View topic | Edit | WYSIWYGAttachPDF
r26 - 13 Apr 2011 - 15:11:40 - ElenaOliverGarciaYou are here: TWiki >  Main Web  >  TWikiUsers > ElenaOliverGarcia

Mis apuntes

ApuntesPython


Prueba modificaciones Twiki de Ganga

VI.- Performing Atlas Distributed Data Analysis on the Grid

The official way to perform ATLAS Data Analysis is using the Ganga or the Pathena tool. However, the Grid Resources can also be used directly by the user. In the following let us discuss how to use Ganga for Distributed Analysis in Atlas on the Grid. For a detailed information on how to use the "Ganga Command Line Interpreter (CLI)" see the Working with Ganga document. See also Introduction to GangaAtlas slides.

For the Atlas Distributed Data Analysis using Ganga, visit this site for more details, there are some tutorials for different versions at the bottom.

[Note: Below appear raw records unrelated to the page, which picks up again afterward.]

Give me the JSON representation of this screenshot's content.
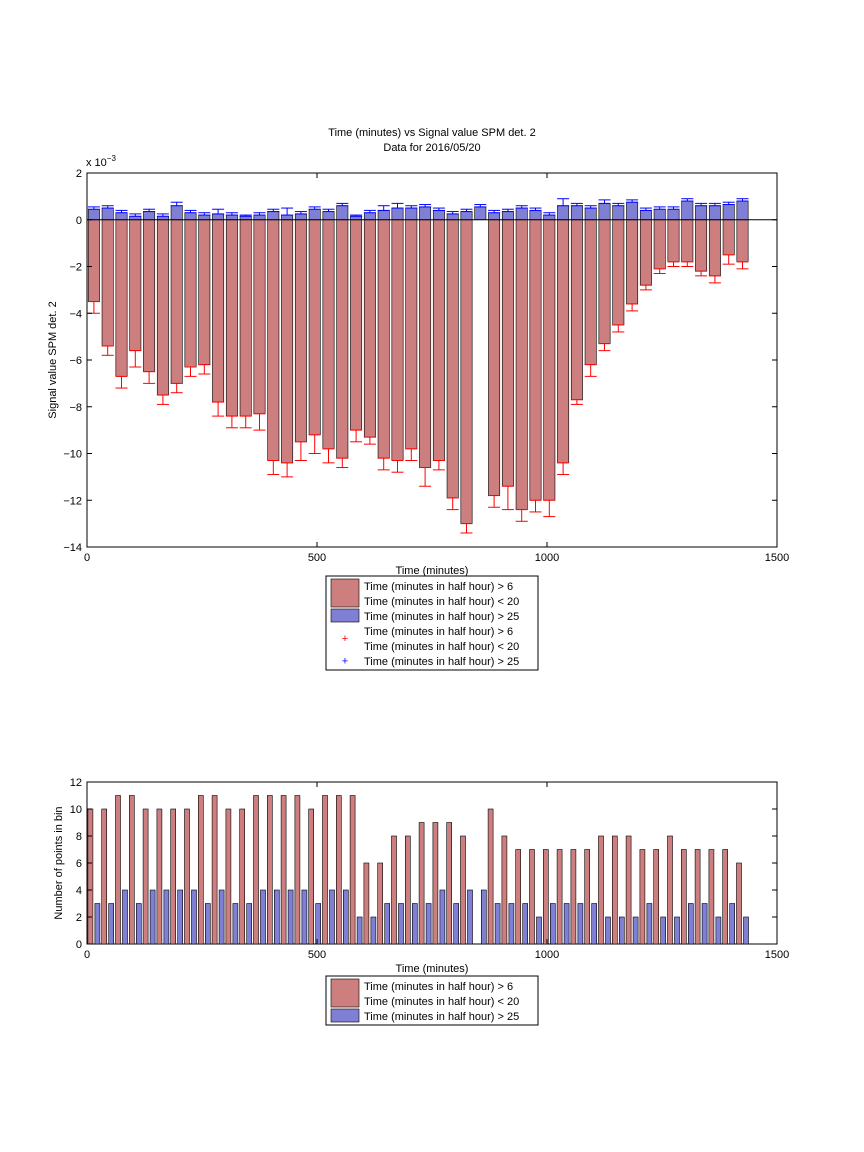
{
  "chart_data": [
    {
      "type": "bar",
      "title": "Time (minutes) vs Signal value SPM det. 2",
      "subtitle": "Data for 2016/05/20",
      "xlabel": "Time (minutes)",
      "ylabel": "Signal value SPM det. 2",
      "exponent_label": "x 10",
      "exponent_power": "−3",
      "xlim": [
        0,
        1500
      ],
      "ylim": [
        -14,
        2
      ],
      "xticks": [
        "0",
        "500",
        "1000",
        "1500"
      ],
      "yticks": [
        "2",
        "0",
        "−2",
        "−4",
        "−6",
        "−8",
        "−10",
        "−12",
        "−14"
      ],
      "x": [
        15,
        45,
        75,
        105,
        135,
        165,
        195,
        225,
        255,
        285,
        315,
        345,
        375,
        405,
        435,
        465,
        495,
        525,
        555,
        585,
        615,
        645,
        675,
        705,
        735,
        765,
        795,
        825,
        855,
        885,
        915,
        945,
        975,
        1005,
        1035,
        1065,
        1095,
        1125,
        1155,
        1185,
        1215,
        1245,
        1275,
        1305,
        1335,
        1365,
        1395,
        1425
      ],
      "series": [
        {
          "name": "Time (minutes in half hour) > 6\nTime (minutes in half hour) < 20",
          "color": "#cd7f7f",
          "values": [
            -3.5,
            -5.4,
            -6.7,
            -5.6,
            -6.5,
            -7.5,
            -7.0,
            -6.3,
            -6.2,
            -7.8,
            -8.4,
            -8.4,
            -8.3,
            -10.3,
            -10.4,
            -9.5,
            -9.2,
            -9.8,
            -10.2,
            -9.0,
            -9.3,
            -10.2,
            -10.3,
            -9.8,
            -10.6,
            -10.3,
            -11.9,
            -13.0,
            null,
            -11.8,
            -11.4,
            -12.4,
            -12.0,
            -12.0,
            -10.4,
            -7.7,
            -6.2,
            -5.3,
            -4.5,
            -3.6,
            -2.8,
            -2.1,
            -1.8,
            -1.8,
            -2.2,
            -2.4,
            -1.5,
            -1.8
          ],
          "err": [
            0.5,
            0.4,
            0.5,
            0.7,
            0.5,
            0.4,
            0.4,
            0.4,
            0.4,
            0.6,
            0.5,
            0.5,
            0.7,
            0.6,
            0.6,
            0.8,
            0.8,
            0.6,
            0.4,
            0.5,
            0.3,
            0.5,
            0.5,
            0.5,
            0.8,
            0.4,
            0.5,
            0.4,
            null,
            0.5,
            1.0,
            0.5,
            0.5,
            0.7,
            0.5,
            0.2,
            0.5,
            0.3,
            0.3,
            0.3,
            0.2,
            0.2,
            0.2,
            0.2,
            0.2,
            0.3,
            0.4,
            0.3
          ]
        },
        {
          "name": "Time (minutes in half hour) > 25",
          "color": "#7f7fd5",
          "values": [
            0.45,
            0.5,
            0.3,
            0.15,
            0.35,
            0.15,
            0.6,
            0.3,
            0.2,
            0.25,
            0.2,
            0.15,
            0.2,
            0.35,
            0.2,
            0.25,
            0.45,
            0.35,
            0.6,
            0.15,
            0.3,
            0.4,
            0.5,
            0.5,
            0.55,
            0.4,
            0.25,
            0.35,
            0.55,
            0.3,
            0.35,
            0.5,
            0.4,
            0.2,
            0.6,
            0.6,
            0.5,
            0.7,
            0.6,
            0.75,
            0.4,
            0.45,
            0.45,
            0.8,
            0.6,
            0.6,
            0.65,
            0.8
          ],
          "err": [
            0.1,
            0.1,
            0.1,
            0.1,
            0.1,
            0.1,
            0.15,
            0.1,
            0.1,
            0.2,
            0.1,
            0.05,
            0.1,
            0.1,
            0.3,
            0.1,
            0.1,
            0.1,
            0.1,
            0.05,
            0.1,
            0.2,
            0.2,
            0.1,
            0.1,
            0.1,
            0.1,
            0.1,
            0.1,
            0.1,
            0.1,
            0.1,
            0.1,
            0.1,
            0.3,
            0.1,
            0.1,
            0.15,
            0.1,
            0.1,
            0.1,
            0.1,
            0.1,
            0.1,
            0.1,
            0.1,
            0.1,
            0.1
          ]
        }
      ],
      "legend": {
        "placement": "below",
        "entries": [
          {
            "lines": [
              "Time (minutes in half hour) > 6",
              "Time (minutes in half hour) < 20"
            ],
            "kind": "patch",
            "color": "#cd7f7f"
          },
          {
            "lines": [
              "Time (minutes in half hour) > 25"
            ],
            "kind": "patch",
            "color": "#7f7fd5"
          },
          {
            "lines": [
              "Time (minutes in half hour) > 6",
              "Time (minutes in half hour) < 20"
            ],
            "kind": "marker",
            "marker": "+",
            "color": "#ff0000"
          },
          {
            "lines": [
              "Time (minutes in half hour) > 25"
            ],
            "kind": "marker",
            "marker": "+",
            "color": "#0000ff"
          }
        ]
      }
    },
    {
      "type": "bar",
      "xlabel": "Time (minutes)",
      "ylabel": "Number of points in bin",
      "xlim": [
        0,
        1500
      ],
      "ylim": [
        0,
        12
      ],
      "xticks": [
        "0",
        "500",
        "1000",
        "1500"
      ],
      "yticks": [
        "12",
        "10",
        "8",
        "6",
        "4",
        "2",
        "0"
      ],
      "x": [
        15,
        45,
        75,
        105,
        135,
        165,
        195,
        225,
        255,
        285,
        315,
        345,
        375,
        405,
        435,
        465,
        495,
        525,
        555,
        585,
        615,
        645,
        675,
        705,
        735,
        765,
        795,
        825,
        855,
        885,
        915,
        945,
        975,
        1005,
        1035,
        1065,
        1095,
        1125,
        1155,
        1185,
        1215,
        1245,
        1275,
        1305,
        1335,
        1365,
        1395,
        1425
      ],
      "series": [
        {
          "name": "Time (minutes in half hour) > 6\nTime (minutes in half hour) < 20",
          "color": "#cd7f7f",
          "values": [
            10,
            10,
            11,
            11,
            10,
            10,
            10,
            10,
            11,
            11,
            10,
            10,
            11,
            11,
            11,
            11,
            10,
            11,
            11,
            11,
            6,
            6,
            8,
            8,
            9,
            9,
            9,
            8,
            0,
            10,
            8,
            7,
            7,
            7,
            7,
            7,
            7,
            8,
            8,
            8,
            7,
            7,
            8,
            7,
            7,
            7,
            7,
            6
          ]
        },
        {
          "name": "Time (minutes in half hour) > 25",
          "color": "#7f7fd5",
          "values": [
            3,
            3,
            4,
            3,
            4,
            4,
            4,
            4,
            3,
            4,
            3,
            3,
            4,
            4,
            4,
            4,
            3,
            4,
            4,
            2,
            2,
            3,
            3,
            3,
            3,
            4,
            3,
            4,
            4,
            3,
            3,
            3,
            2,
            3,
            3,
            3,
            3,
            2,
            2,
            2,
            3,
            2,
            2,
            3,
            3,
            2,
            3,
            2
          ]
        }
      ],
      "legend": {
        "placement": "below",
        "entries": [
          {
            "lines": [
              "Time (minutes in half hour) > 6",
              "Time (minutes in half hour) < 20"
            ],
            "kind": "patch",
            "color": "#cd7f7f"
          },
          {
            "lines": [
              "Time (minutes in half hour) > 25"
            ],
            "kind": "patch",
            "color": "#7f7fd5"
          }
        ]
      }
    }
  ]
}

VI.1.- Setting up and configuring the Ganga Environement at IFIC

When running Ganga for the first time, a .gangarc configuration file will be created in our home directory. We have then to change some configuration parameters in it, accordingly with what we need. To do this let us execute the following commands (Note that we have to login into a User Interface machine and have a valid proxy-certificate if we want to run jobs on the Grid using Ganga) :

$> ssh ui00.ific.uv.es
$> source /afs/ific.uv.es/project/atlas/software/ganga/install/etc/setup-atlas.sh
$> export GANGA_CONFIG_PATH=GangaAtlas/Atlas.ini

if you want another version write it like argument in the end:

$> source  /afs/ific.uv.es/project/atlas/software/ganga/install/etc/setup-atlas.sh 5.5.21

Create your configuration file (.gangarc)

$> ganga -g

Let us answer "yes" to the question asked by Ganga to create the .gangarc configuration file. We leave Ganga (with Ctrl-D) and use our favourite editor to edit the .gangarc file, then do the following changes corresponding to the ATLAS-IFIC environment :

In the section labelled [Athena] add the line

ATLASOutputDatasetLFC = lfcatlas.pic.es
In the section labelled [Configuration] add the line
RUNTIME_PATH = GangaAtlas:GangaPanda:GangaJEM
In the section labelled [LCG] add the line
DefaultLFC = lfcatlas.pic.es
DefaultSE = srmv2.ific.uv.es
VirtualOrganisation = atlas
In the section labelled [defaults_GridProxy] add the line
voms = atlas
In the section labelled [defaults_VomsCommand] add the line
init = voms-proxy-init -voms atlas

The variable ATLASOutputDatasetLFC catalogues your output in the PIC Cloud for ATLASOutputDataset option. The variable RUNTIME_PATH chooses the ATLAS applications. The variables DefaultLFC and DefaultSE define a catalogue and Storage Element where your input file can be save if it is bigger than 10 MBs (the input size maximum on the GRID), and GANGA can make a copy in the job site. The variables voms and init permit to GANGA create the correct grid proxy.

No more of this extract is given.